Eager, lazy policies and TF2 training

I am trying to figure if i can run rllib with framework=tf2 config with lazy evaluation of the policies. Can I?

So far i have a set of observations w.r.t. policy kinds:

  • framework=tf2 mode is not default.
  • tf2 mode runs “eager” policies, as created by “as_eager” api, in eager (therefore slower) mode. It does not seem to create concrete functions anywhere or take care to prevent tracing churn on the same policy.
  • lazy policies do not work in tf2 mode at all because of compatibility issues.

Any suggestions if there’s any way (or oncoming direction) of training with concrete (lazy) functions in TF2 mode? If there’s a way, how can i do that?

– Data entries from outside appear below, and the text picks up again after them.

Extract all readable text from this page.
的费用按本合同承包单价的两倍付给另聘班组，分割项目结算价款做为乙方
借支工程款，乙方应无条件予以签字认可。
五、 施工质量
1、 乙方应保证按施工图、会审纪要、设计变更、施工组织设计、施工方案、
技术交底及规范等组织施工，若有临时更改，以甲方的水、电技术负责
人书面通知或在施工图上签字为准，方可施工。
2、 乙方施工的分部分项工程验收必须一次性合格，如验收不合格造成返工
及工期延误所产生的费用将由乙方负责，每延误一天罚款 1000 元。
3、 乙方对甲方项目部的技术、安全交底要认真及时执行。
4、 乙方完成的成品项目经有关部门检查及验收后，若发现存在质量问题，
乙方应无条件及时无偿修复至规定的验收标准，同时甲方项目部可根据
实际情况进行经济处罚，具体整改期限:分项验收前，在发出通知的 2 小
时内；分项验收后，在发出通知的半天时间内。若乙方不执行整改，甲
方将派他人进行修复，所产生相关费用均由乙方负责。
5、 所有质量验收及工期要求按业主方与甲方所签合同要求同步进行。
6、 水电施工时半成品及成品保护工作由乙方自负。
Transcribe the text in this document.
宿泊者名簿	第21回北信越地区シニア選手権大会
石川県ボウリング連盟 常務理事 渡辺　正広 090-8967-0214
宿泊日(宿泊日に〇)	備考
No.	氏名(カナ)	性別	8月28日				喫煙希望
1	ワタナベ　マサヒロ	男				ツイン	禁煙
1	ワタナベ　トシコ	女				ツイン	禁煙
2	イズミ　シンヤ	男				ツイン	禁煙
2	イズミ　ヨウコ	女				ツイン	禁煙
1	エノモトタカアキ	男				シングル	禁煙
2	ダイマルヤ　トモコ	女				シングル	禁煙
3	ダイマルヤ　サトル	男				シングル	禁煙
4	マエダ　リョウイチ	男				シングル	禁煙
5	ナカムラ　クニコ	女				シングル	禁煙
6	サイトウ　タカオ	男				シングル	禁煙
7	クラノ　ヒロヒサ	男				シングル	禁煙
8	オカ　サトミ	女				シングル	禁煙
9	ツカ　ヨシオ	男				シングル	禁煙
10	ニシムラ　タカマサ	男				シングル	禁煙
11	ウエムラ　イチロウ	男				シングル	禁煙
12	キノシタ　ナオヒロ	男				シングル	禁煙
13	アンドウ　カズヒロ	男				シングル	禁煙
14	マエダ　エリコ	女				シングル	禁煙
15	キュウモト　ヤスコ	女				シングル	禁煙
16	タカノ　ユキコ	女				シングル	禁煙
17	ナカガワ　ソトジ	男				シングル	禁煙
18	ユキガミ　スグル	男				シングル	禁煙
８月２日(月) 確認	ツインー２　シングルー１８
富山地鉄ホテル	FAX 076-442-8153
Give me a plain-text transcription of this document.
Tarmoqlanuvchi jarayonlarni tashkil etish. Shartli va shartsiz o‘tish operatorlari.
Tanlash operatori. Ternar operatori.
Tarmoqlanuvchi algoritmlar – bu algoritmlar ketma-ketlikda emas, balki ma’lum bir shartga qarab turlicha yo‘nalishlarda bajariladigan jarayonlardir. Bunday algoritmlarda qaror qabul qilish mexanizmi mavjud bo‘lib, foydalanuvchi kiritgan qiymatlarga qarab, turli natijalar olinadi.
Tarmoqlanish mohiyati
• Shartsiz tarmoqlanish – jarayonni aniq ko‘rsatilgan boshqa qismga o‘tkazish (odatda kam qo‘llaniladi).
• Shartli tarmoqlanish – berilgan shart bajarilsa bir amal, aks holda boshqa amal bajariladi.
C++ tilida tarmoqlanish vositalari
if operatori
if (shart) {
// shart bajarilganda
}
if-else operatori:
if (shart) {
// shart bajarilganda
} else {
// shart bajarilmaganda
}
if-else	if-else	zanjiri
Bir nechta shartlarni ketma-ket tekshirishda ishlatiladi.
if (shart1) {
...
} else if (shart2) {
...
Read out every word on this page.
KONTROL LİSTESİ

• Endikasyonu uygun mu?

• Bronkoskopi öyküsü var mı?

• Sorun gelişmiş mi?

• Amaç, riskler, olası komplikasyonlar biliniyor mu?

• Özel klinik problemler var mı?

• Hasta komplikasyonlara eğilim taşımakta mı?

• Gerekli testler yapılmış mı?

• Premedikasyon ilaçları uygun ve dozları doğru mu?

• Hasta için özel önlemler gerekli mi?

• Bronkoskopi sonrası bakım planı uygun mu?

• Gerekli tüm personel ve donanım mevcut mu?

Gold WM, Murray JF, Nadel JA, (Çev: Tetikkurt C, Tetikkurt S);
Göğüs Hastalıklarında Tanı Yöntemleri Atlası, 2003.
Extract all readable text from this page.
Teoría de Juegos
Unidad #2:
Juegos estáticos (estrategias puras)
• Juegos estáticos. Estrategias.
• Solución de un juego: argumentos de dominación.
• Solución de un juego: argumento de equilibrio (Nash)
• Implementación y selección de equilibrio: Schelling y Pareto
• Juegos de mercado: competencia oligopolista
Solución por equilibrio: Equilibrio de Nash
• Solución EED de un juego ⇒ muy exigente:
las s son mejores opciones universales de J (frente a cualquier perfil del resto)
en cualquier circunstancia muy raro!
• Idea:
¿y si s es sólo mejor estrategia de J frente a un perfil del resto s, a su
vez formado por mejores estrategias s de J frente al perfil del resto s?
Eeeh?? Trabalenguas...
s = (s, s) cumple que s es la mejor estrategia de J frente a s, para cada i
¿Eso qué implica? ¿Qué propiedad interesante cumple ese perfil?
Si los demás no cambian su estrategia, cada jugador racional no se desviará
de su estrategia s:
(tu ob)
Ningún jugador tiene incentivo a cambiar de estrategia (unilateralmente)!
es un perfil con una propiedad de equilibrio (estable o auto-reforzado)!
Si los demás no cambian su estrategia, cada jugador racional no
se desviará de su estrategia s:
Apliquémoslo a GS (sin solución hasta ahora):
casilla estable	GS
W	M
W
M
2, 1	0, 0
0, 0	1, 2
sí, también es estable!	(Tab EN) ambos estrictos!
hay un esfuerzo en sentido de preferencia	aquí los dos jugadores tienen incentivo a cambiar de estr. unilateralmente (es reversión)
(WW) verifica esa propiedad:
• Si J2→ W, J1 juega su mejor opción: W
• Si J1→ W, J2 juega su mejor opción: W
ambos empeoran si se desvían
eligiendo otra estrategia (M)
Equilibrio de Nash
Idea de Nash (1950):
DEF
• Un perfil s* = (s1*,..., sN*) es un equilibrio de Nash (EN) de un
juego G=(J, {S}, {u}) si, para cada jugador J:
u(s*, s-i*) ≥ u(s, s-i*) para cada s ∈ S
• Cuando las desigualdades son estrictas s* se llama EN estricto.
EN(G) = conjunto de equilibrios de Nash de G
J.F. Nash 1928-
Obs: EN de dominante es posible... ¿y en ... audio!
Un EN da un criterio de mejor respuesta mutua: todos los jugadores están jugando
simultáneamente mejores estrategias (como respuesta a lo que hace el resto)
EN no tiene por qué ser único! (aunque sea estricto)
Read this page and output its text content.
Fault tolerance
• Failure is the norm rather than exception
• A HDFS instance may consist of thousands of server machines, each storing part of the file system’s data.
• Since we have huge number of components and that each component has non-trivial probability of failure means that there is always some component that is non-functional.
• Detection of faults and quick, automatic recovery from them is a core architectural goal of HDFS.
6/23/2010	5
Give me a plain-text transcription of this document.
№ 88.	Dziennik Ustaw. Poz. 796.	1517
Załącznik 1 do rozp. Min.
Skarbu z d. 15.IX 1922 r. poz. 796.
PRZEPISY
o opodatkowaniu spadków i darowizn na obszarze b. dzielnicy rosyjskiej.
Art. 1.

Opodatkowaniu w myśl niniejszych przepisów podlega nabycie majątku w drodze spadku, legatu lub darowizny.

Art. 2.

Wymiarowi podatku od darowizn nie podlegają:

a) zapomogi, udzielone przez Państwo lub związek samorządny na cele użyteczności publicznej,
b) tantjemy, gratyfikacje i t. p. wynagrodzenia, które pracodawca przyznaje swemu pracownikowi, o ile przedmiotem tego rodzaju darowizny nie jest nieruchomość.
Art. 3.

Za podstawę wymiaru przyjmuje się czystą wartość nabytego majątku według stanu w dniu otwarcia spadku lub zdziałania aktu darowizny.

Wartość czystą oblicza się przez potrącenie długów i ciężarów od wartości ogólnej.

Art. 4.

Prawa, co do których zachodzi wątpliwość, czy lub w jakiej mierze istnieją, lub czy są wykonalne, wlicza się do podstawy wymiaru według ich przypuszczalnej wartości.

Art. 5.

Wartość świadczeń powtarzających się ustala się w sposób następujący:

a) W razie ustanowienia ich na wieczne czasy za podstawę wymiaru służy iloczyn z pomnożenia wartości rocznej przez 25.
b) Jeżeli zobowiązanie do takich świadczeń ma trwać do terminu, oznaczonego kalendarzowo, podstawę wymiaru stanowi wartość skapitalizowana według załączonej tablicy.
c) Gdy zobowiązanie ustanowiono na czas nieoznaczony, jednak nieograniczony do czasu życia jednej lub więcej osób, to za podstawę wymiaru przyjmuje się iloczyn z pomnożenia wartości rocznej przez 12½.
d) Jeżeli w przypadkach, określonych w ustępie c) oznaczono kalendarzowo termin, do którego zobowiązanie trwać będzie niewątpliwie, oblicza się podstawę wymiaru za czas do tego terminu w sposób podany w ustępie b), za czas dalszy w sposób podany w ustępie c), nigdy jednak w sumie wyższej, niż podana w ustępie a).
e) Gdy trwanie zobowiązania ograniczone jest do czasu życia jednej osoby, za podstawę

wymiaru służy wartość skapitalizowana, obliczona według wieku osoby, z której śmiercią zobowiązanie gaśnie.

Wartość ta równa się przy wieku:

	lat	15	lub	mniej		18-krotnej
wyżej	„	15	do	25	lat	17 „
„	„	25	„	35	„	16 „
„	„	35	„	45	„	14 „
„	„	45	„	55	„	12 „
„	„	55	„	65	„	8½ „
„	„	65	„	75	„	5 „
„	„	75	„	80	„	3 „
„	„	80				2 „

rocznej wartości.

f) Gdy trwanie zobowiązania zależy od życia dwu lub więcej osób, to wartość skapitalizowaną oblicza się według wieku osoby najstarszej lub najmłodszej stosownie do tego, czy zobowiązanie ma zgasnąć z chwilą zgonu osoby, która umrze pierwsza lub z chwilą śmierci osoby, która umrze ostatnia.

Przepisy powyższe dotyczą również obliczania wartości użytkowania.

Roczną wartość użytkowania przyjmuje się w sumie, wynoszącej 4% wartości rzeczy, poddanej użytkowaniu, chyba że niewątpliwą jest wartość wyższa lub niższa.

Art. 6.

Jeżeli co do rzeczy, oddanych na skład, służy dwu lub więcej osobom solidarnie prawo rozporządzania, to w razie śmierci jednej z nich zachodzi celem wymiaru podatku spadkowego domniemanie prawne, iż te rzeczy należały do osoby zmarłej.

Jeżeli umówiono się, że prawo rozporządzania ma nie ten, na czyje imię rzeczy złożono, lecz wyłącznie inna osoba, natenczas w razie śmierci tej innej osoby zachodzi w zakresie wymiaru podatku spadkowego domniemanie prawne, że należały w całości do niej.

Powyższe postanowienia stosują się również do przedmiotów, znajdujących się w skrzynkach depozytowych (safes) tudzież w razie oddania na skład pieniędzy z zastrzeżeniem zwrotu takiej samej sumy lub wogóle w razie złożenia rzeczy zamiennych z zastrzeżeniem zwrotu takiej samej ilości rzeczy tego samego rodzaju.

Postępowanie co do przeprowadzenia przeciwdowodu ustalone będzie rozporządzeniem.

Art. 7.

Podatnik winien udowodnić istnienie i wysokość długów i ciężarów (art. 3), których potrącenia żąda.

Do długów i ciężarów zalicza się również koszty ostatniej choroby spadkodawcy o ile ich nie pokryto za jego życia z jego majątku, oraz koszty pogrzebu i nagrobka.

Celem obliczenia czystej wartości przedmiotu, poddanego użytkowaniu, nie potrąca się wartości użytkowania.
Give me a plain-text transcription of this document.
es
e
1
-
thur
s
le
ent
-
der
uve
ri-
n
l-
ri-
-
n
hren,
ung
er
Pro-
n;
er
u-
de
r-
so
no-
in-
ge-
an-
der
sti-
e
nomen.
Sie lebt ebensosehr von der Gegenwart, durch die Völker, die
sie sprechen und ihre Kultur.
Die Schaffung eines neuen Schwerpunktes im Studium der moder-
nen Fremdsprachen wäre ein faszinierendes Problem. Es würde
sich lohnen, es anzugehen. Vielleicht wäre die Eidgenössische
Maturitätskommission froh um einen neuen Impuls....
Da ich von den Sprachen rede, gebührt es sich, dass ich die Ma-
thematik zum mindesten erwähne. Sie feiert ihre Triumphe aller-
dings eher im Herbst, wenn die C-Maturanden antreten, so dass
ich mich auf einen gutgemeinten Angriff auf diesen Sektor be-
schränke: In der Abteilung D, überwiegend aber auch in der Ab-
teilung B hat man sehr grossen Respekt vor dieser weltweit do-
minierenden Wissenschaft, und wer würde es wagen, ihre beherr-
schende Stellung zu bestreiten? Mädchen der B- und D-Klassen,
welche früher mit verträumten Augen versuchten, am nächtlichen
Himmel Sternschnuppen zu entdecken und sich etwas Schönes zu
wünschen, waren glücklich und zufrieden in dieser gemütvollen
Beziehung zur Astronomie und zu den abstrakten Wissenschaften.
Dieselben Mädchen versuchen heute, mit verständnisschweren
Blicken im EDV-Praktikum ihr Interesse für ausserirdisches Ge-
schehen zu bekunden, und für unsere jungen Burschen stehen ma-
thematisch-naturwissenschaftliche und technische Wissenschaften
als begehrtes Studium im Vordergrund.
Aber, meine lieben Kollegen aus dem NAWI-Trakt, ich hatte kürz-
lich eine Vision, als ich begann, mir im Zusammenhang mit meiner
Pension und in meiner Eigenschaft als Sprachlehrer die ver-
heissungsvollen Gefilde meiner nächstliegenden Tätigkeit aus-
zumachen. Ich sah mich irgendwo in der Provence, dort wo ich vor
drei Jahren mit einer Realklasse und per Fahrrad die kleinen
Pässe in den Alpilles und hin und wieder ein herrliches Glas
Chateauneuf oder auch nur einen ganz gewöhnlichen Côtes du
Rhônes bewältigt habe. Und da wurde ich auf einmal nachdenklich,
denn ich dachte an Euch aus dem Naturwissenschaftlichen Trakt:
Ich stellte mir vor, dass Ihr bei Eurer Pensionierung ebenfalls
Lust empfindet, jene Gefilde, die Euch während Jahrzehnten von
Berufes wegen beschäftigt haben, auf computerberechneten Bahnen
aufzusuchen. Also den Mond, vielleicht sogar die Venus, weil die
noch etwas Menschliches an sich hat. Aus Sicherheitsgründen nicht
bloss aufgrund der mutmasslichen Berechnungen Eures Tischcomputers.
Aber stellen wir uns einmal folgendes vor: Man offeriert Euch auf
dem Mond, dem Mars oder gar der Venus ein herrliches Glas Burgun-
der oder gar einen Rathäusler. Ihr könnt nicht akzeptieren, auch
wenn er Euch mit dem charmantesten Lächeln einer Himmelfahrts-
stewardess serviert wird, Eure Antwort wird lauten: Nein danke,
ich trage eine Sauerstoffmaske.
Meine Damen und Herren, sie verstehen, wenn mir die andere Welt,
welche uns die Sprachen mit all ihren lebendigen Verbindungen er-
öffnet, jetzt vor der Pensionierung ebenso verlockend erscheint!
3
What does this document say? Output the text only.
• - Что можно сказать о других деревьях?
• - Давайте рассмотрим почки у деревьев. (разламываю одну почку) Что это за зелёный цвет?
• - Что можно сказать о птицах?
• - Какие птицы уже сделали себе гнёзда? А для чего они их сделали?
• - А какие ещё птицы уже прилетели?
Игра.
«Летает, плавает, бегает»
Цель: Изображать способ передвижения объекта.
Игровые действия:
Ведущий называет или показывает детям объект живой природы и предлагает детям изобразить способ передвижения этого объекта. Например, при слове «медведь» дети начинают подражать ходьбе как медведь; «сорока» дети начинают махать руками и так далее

Because right now it seems there’s no point to train with TF2 native at all. The most efficient policies are still the compatibility mode ones.

Thank you.

it seems i missed that there’s eager_tracing config parameter that seems to enable tf.funciton decoration of all eager policy methods. This seems to guarantee lazy execution of eager policies in framework=tfe mode. Am i right? is that the recommended way to work with TF2 training?

Also: how well does it cover all existing algorithms, and was it benchmarked against legacy TF1 compatibility policies? In other words, how safe you guys feel it is to switch to this mode (framework=tfe, eager_tracing=True) from the legacy TF1 policies in rllib 1.3? Thank you.